スタンダードとエクストラの2WD・MT車に選択可能。
インテリア(内装)
インパネ。トヨタマークのステアリング以外はベースと同じ。2代目ではシンプルなデザインは踏襲しつつ、インパネデザインが変更され、特にインパネセンター部分に横長の収納スペースが誕生し、使い勝手が向上した。
エアコンは全車マニュアル式エアコンを標準装備する。
5MT。ATの場合もMTと同じくフロアシフトとなる。
ベースと同じく4WDの一部モデル(スタンダードを除いた農用スペシャルやエクストラ)では、ハイ・ロー切り替えが付いている。スズキのキャリイトラック同様にレバー式だ。
スピードメーターは商用らしくシンプルなデザイン。タコメーター無しの単眼式は先代よりも文字盤が拡大化され見やすさがアップ。右側には液晶パネルが追加された。
運転席の様子。上級のエクストラグレードではシート表皮がファブリックシートとなる。
2代目ピクシストラックのまとめ
2代目ピクシストラックはベースの10代目ハイゼットトラック同様にスタイリッシュになった軽トラックである。

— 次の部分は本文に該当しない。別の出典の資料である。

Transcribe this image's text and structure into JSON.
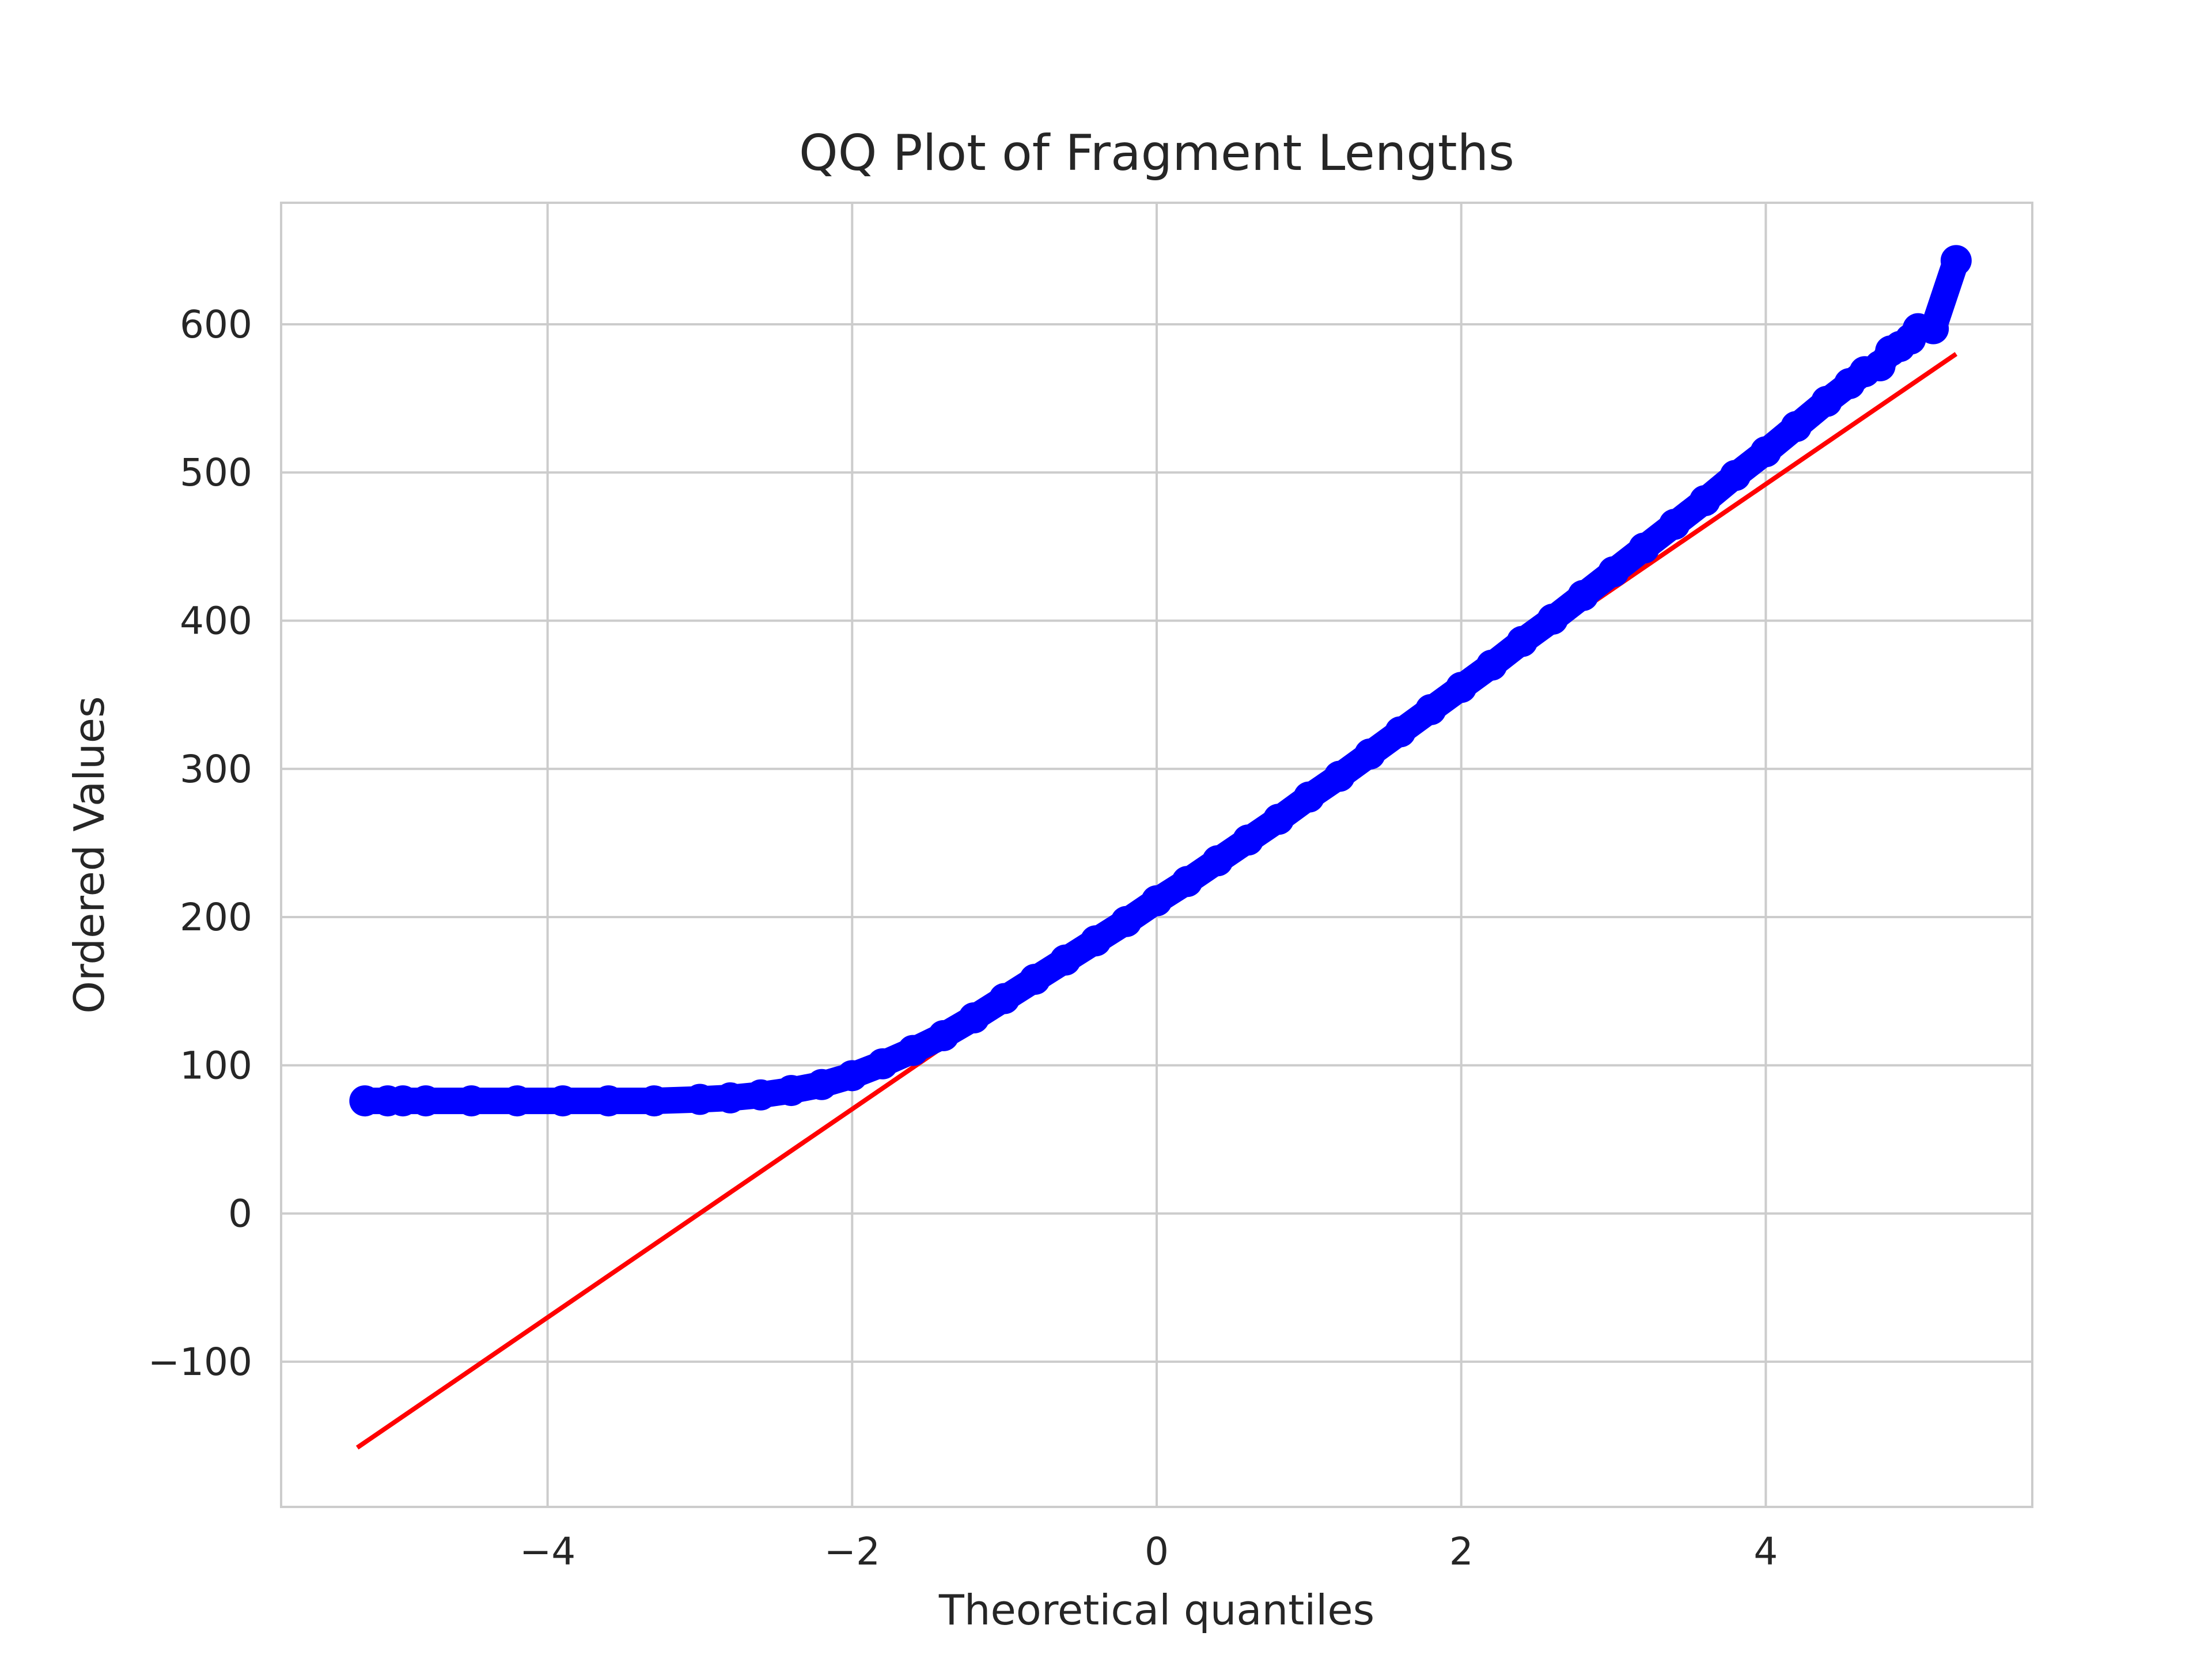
{
  "chart_data": {
    "type": "scatter",
    "title": "QQ Plot of Fragment Lengths",
    "xlabel": "Theoretical quantiles",
    "ylabel": "Ordered Values",
    "xlim": [
      -5.75,
      5.75
    ],
    "ylim": [
      -198,
      682
    ],
    "x_ticks": [
      -4,
      -2,
      0,
      2,
      4
    ],
    "x_tick_labels": [
      "−4",
      "−2",
      "0",
      "2",
      "4"
    ],
    "y_ticks": [
      -100,
      0,
      100,
      200,
      300,
      400,
      500,
      600
    ],
    "y_tick_labels": [
      "−100",
      "0",
      "100",
      "200",
      "300",
      "400",
      "500",
      "600"
    ],
    "grid": true,
    "series": [
      {
        "kind": "scatter",
        "color": "#0000ff",
        "points": [
          [
            -5.2,
            76
          ],
          [
            -5.05,
            76
          ],
          [
            -4.95,
            76
          ],
          [
            -4.8,
            76
          ],
          [
            -4.5,
            76
          ],
          [
            -4.2,
            76
          ],
          [
            -3.9,
            76
          ],
          [
            -3.6,
            76
          ],
          [
            -3.3,
            76
          ],
          [
            -3.0,
            77
          ],
          [
            -2.8,
            78
          ],
          [
            -2.6,
            80
          ],
          [
            -2.4,
            83
          ],
          [
            -2.2,
            87
          ],
          [
            -2.0,
            93
          ],
          [
            -1.8,
            101
          ],
          [
            -1.6,
            110
          ],
          [
            -1.4,
            120
          ],
          [
            -1.2,
            132
          ],
          [
            -1.0,
            145
          ],
          [
            -0.8,
            158
          ],
          [
            -0.6,
            171
          ],
          [
            -0.4,
            184
          ],
          [
            -0.2,
            197
          ],
          [
            0.0,
            211
          ],
          [
            0.2,
            224
          ],
          [
            0.4,
            238
          ],
          [
            0.6,
            252
          ],
          [
            0.8,
            266
          ],
          [
            1.0,
            281
          ],
          [
            1.2,
            295
          ],
          [
            1.4,
            310
          ],
          [
            1.6,
            325
          ],
          [
            1.8,
            340
          ],
          [
            2.0,
            355
          ],
          [
            2.2,
            370
          ],
          [
            2.4,
            386
          ],
          [
            2.6,
            401
          ],
          [
            2.8,
            417
          ],
          [
            3.0,
            433
          ],
          [
            3.2,
            449
          ],
          [
            3.4,
            465
          ],
          [
            3.6,
            481
          ],
          [
            3.8,
            498
          ],
          [
            4.0,
            514
          ],
          [
            4.2,
            531
          ],
          [
            4.4,
            548
          ],
          [
            4.55,
            560
          ],
          [
            4.65,
            568
          ],
          [
            4.75,
            572
          ],
          [
            4.82,
            582
          ],
          [
            4.88,
            585
          ],
          [
            4.95,
            590
          ],
          [
            5.0,
            597
          ],
          [
            5.1,
            597
          ],
          [
            5.25,
            643
          ]
        ]
      },
      {
        "kind": "line",
        "color": "#ff0000",
        "points": [
          [
            -5.25,
            -158
          ],
          [
            5.25,
            580
          ]
        ]
      }
    ]
  }
}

違いはエンブレムのみしかないのだが、他のピクシスシリーズ同様にトヨタエンブレム効果で少し雰囲気が違って見える不思議な軽トラである。
もし純粋に農業用軽トラとして10代目ハイゼットトラックを考えているのならエンブレム違いのトヨタ版を買うのも面白いだろう。特に軽トラというユーザーが限られるジャンル&商用モデルでは他人と被ることが多く、少しでも違いを出すにはOEM版を買うという選択肢もありえるはず。

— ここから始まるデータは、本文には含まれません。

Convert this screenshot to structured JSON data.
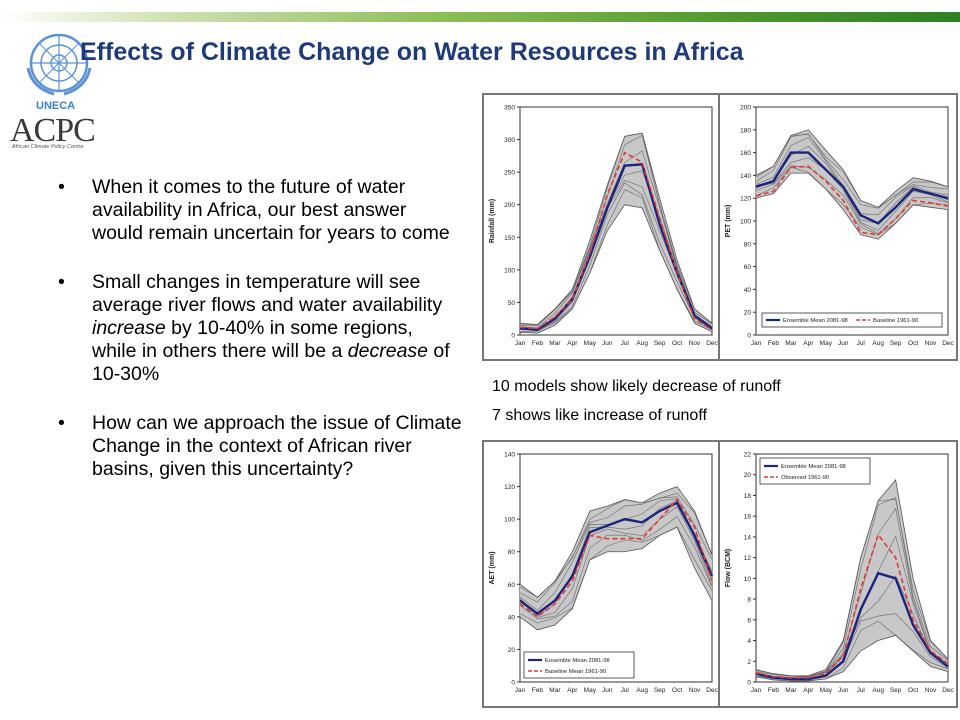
{
  "header": {
    "title": "Effects of Climate Change on Water Resources in Africa",
    "org_label": "UNECA",
    "logo_text": "ACPC",
    "logo_subtitle": "African Climate Policy Centre"
  },
  "bullets": [
    {
      "parts": [
        {
          "text": "When it comes to the future of water availability in Africa, our best answer would remain uncertain for years to come",
          "italic": false
        }
      ]
    },
    {
      "parts": [
        {
          "text": "Small changes in temperature will see average river flows and water availability ",
          "italic": false
        },
        {
          "text": "increase",
          "italic": true
        },
        {
          "text": " by 10-40% in some regions, while in others there will be a ",
          "italic": false
        },
        {
          "text": "decrease",
          "italic": true
        },
        {
          "text": " of 10-30%",
          "italic": false
        }
      ]
    },
    {
      "parts": [
        {
          "text": "How can we approach the issue of Climate Change in the context of African river basins, given this uncertainty?",
          "italic": false
        }
      ]
    }
  ],
  "captions": {
    "line1": "10 models show likely decrease of runoff",
    "line2": "7 shows like increase of runoff"
  },
  "colors": {
    "ensemble": "#1a237e",
    "baseline": "#e53935",
    "band": "#c8c8c8",
    "title": "#1f3a7a"
  },
  "chart_data": [
    {
      "type": "line",
      "id": "rainfall",
      "ylabel": "Rainfall (mm)",
      "ylim": [
        0,
        350
      ],
      "yticks": [
        0,
        50,
        100,
        150,
        200,
        250,
        300,
        350
      ],
      "categories": [
        "Jan",
        "Feb",
        "Mar",
        "Apr",
        "May",
        "Jun",
        "Jul",
        "Aug",
        "Sep",
        "Oct",
        "Nov",
        "Dec"
      ],
      "series": [
        {
          "name": "Ensemble Mean",
          "values": [
            10,
            8,
            25,
            55,
            120,
            195,
            260,
            262,
            170,
            95,
            30,
            10
          ]
        },
        {
          "name": "Baseline",
          "values": [
            12,
            10,
            28,
            55,
            125,
            215,
            280,
            265,
            180,
            95,
            25,
            8
          ]
        },
        {
          "name": "band_low",
          "values": [
            4,
            3,
            15,
            40,
            95,
            160,
            200,
            195,
            130,
            70,
            18,
            5
          ]
        },
        {
          "name": "band_high",
          "values": [
            18,
            16,
            40,
            70,
            145,
            230,
            305,
            310,
            210,
            115,
            40,
            18
          ]
        }
      ],
      "legend": []
    },
    {
      "type": "line",
      "id": "pet",
      "ylabel": "PET (mm)",
      "ylim": [
        0,
        200
      ],
      "yticks": [
        0,
        20,
        40,
        60,
        80,
        100,
        120,
        140,
        160,
        180,
        200
      ],
      "categories": [
        "Jan",
        "Feb",
        "Mar",
        "Apr",
        "May",
        "Jun",
        "Jul",
        "Aug",
        "Sep",
        "Oct",
        "Nov",
        "Dec"
      ],
      "series": [
        {
          "name": "Ensemble Mean",
          "values": [
            130,
            135,
            160,
            160,
            145,
            130,
            105,
            98,
            112,
            128,
            124,
            120
          ]
        },
        {
          "name": "Baseline",
          "values": [
            122,
            126,
            147,
            148,
            135,
            118,
            90,
            88,
            102,
            118,
            116,
            113
          ]
        },
        {
          "name": "band_low",
          "values": [
            120,
            124,
            142,
            142,
            128,
            110,
            88,
            84,
            98,
            114,
            112,
            110
          ]
        },
        {
          "name": "band_high",
          "values": [
            140,
            148,
            175,
            180,
            162,
            145,
            118,
            112,
            126,
            138,
            135,
            130
          ]
        }
      ],
      "legend": [
        "Ensemble Mean 2081-98",
        "Baseline 1961-90"
      ],
      "legend_pos": "bottom"
    },
    {
      "type": "line",
      "id": "aet",
      "ylabel": "AET (mm)",
      "ylim": [
        0,
        140
      ],
      "yticks": [
        0,
        20,
        40,
        60,
        80,
        100,
        120,
        140
      ],
      "categories": [
        "Jan",
        "Feb",
        "Mar",
        "Apr",
        "May",
        "Jun",
        "Jul",
        "Aug",
        "Sep",
        "Oct",
        "Nov",
        "Dec"
      ],
      "series": [
        {
          "name": "Ensemble Mean",
          "values": [
            50,
            42,
            50,
            65,
            92,
            96,
            100,
            98,
            105,
            110,
            90,
            65
          ]
        },
        {
          "name": "Baseline",
          "values": [
            48,
            40,
            48,
            62,
            90,
            88,
            88,
            88,
            100,
            112,
            95,
            62
          ]
        },
        {
          "name": "band_low",
          "values": [
            40,
            32,
            35,
            45,
            75,
            80,
            80,
            82,
            90,
            95,
            70,
            50
          ]
        },
        {
          "name": "band_high",
          "values": [
            60,
            52,
            62,
            80,
            105,
            108,
            112,
            110,
            116,
            120,
            105,
            78
          ]
        }
      ],
      "legend": [
        "Ensemble Mean 2081-98",
        "Baseline Mean 1961-90"
      ],
      "legend_pos": "bottom-left"
    },
    {
      "type": "line",
      "id": "flow",
      "ylabel": "Flow (BCM)",
      "ylim": [
        0,
        22
      ],
      "yticks": [
        0,
        2,
        4,
        6,
        8,
        10,
        12,
        14,
        16,
        18,
        20,
        22
      ],
      "categories": [
        "Jan",
        "Feb",
        "Mar",
        "Apr",
        "May",
        "Jun",
        "Jul",
        "Aug",
        "Sep",
        "Oct",
        "Nov",
        "Dec"
      ],
      "series": [
        {
          "name": "Ensemble Mean",
          "values": [
            0.8,
            0.4,
            0.3,
            0.3,
            0.6,
            2.0,
            7.0,
            10.5,
            10.0,
            5.5,
            2.8,
            1.5
          ]
        },
        {
          "name": "Observed",
          "values": [
            0.9,
            0.5,
            0.4,
            0.4,
            0.8,
            2.5,
            9.0,
            14.2,
            12.0,
            6.0,
            3.0,
            1.8
          ]
        },
        {
          "name": "band_low",
          "values": [
            0.5,
            0.2,
            0.1,
            0.1,
            0.3,
            1.0,
            3.0,
            4.0,
            4.5,
            3.0,
            1.5,
            1.0
          ]
        },
        {
          "name": "band_high",
          "values": [
            1.2,
            0.8,
            0.6,
            0.6,
            1.2,
            4.0,
            12.0,
            17.5,
            19.5,
            10.0,
            4.0,
            2.2
          ]
        }
      ],
      "legend": [
        "Ensemble Mean 2081-98",
        "Observed 1961-90"
      ],
      "legend_pos": "top-left"
    }
  ]
}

軽トラでも他人と被りづらいブランドが欲しい場合、有用な選択肢のひとつとなりうる。
この後のマイナーチェンジではFR用CVTを搭載し、AT免許でもデフロック付きの軽トラが乗れるようになり機能性が大幅向上する。MTが乗れない人で農作業に従事する場合は、2代目前期よりも2代目後期モデルがオススメだ。